理化学研究所(理研)をはじめとする国際共同研究グループは、低分子化合物ISRIBが細胞内のストレス応答を抑える仕組みを解明したと発表しました。ISRIBは脳損傷のモデルマウスなどで神経保護効果が報告されており、本研究成果は神経変性疾患の治療法開発 に繋がると期待されています。

ヒトだけでなく、真核生物の細胞では熱や紫外線、放射線、ウイルスの感染といったストレスに対し統合的ストレス応答(ISR)経路が共通に働くことが知られています。一方で、神経変性疾患では慢性的にISR経路が働くために神経の細胞死が起きていることも知られています。脳損傷のモデルマウスにおいて、ISR経路を抑制するISRIBと呼ばれる低分子化合物の投与が神経保護効果を示すことが示されました。ISRIBは細胞内でeIF2Bという翻訳開始真摯に結合し、通常は翻訳開始を促進しますが、ストレス下では反対にeIF2Bによる非リン酸化eIF2の活性化が阻害されます。

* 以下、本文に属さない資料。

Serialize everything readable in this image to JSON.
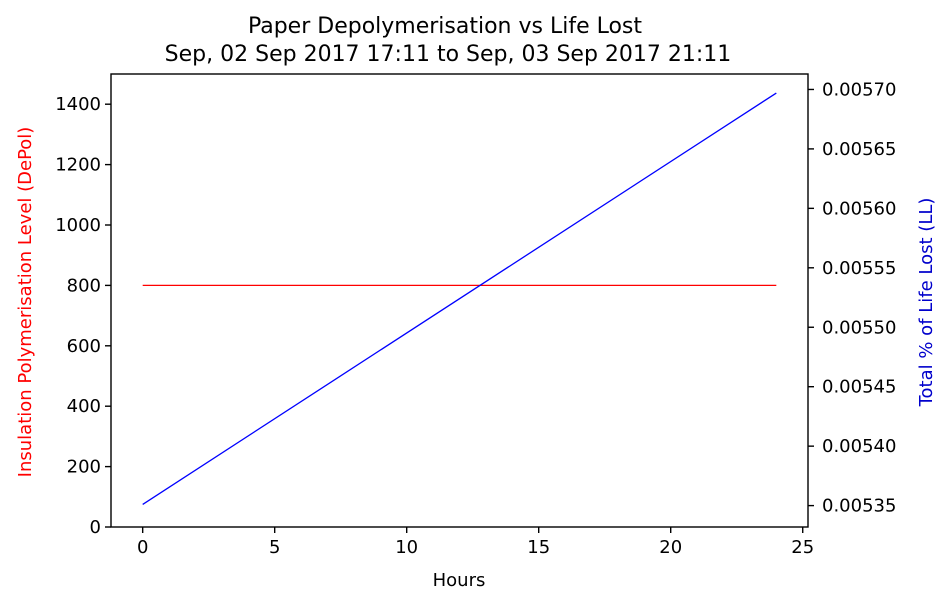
{
  "chart_data": {
    "type": "line",
    "title": "Paper Depolymerisation vs Life Lost",
    "subtitle": "Sep, 02 Sep 2017 17:11 to Sep, 03 Sep 2017 21:11",
    "xlabel": "Hours",
    "ylabel_left": "Insulation Polymerisation Level (DePol)",
    "ylabel_right": "Total % of Life Lost (LL)",
    "xlim": [
      -1.2,
      25.2
    ],
    "ylim_left": [
      0,
      1500
    ],
    "ylim_right": [
      0.005332,
      0.005713
    ],
    "xticks": [
      0,
      5,
      10,
      15,
      20,
      25
    ],
    "xtick_labels": [
      "0",
      "5",
      "10",
      "15",
      "20",
      "25"
    ],
    "yticks_left": [
      0,
      200,
      400,
      600,
      800,
      1000,
      1200,
      1400
    ],
    "ytick_labels_left": [
      "0",
      "200",
      "400",
      "600",
      "800",
      "1000",
      "1200",
      "1400"
    ],
    "yticks_right": [
      0.00535,
      0.0054,
      0.00545,
      0.0055,
      0.00555,
      0.0056,
      0.00565,
      0.0057
    ],
    "ytick_labels_right": [
      "0.00535",
      "0.00540",
      "0.00545",
      "0.00550",
      "0.00555",
      "0.00560",
      "0.00565",
      "0.00570"
    ],
    "grid": false,
    "colors": {
      "left_axis": "#ff0000",
      "right_axis": "#0000cc"
    },
    "series": [
      {
        "axis": "left",
        "color": "#ff0000",
        "x": [
          0,
          24
        ],
        "y": [
          800,
          800
        ]
      },
      {
        "axis": "right",
        "color": "#0000ff",
        "x": [
          0,
          24
        ],
        "y": [
          0.005351,
          0.005697
        ]
      }
    ]
  }
}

研究グループはISRIBがeIF2Bの活性およびISR経路に与える影響を解析し、ISRIBがeIF2Bの活性を高める効果はISRIB単独ではほとんど起こらず、阻害因子のリン酸化eIF2による阻害eIF2Bの活性阻害の際にのみその効果が観察されることを示しました。次に、ISRIBの作用をより詳細に解明するため、立体構造解析を行いeIF2Bとリン酸化eIFの2複合体が取り得る複数の状態の構造およびeIF2B単体の構造を明らかにしました。解析の結果、1つのeIF2Bに対し2分子のリン酸化eIF2が結合した構造でのみ、eIF2Bのサブユニットの位置関係に変化が生じていました。本研究結果よりISRIBはストレス下でeIF2Bの構造変化を妨げ細胞のストレス応答を抑制していることが明らかになりました。ISRIBの作用機序理解は、神経変性疾患に対する新たな治療薬開発に繋がると期待されています。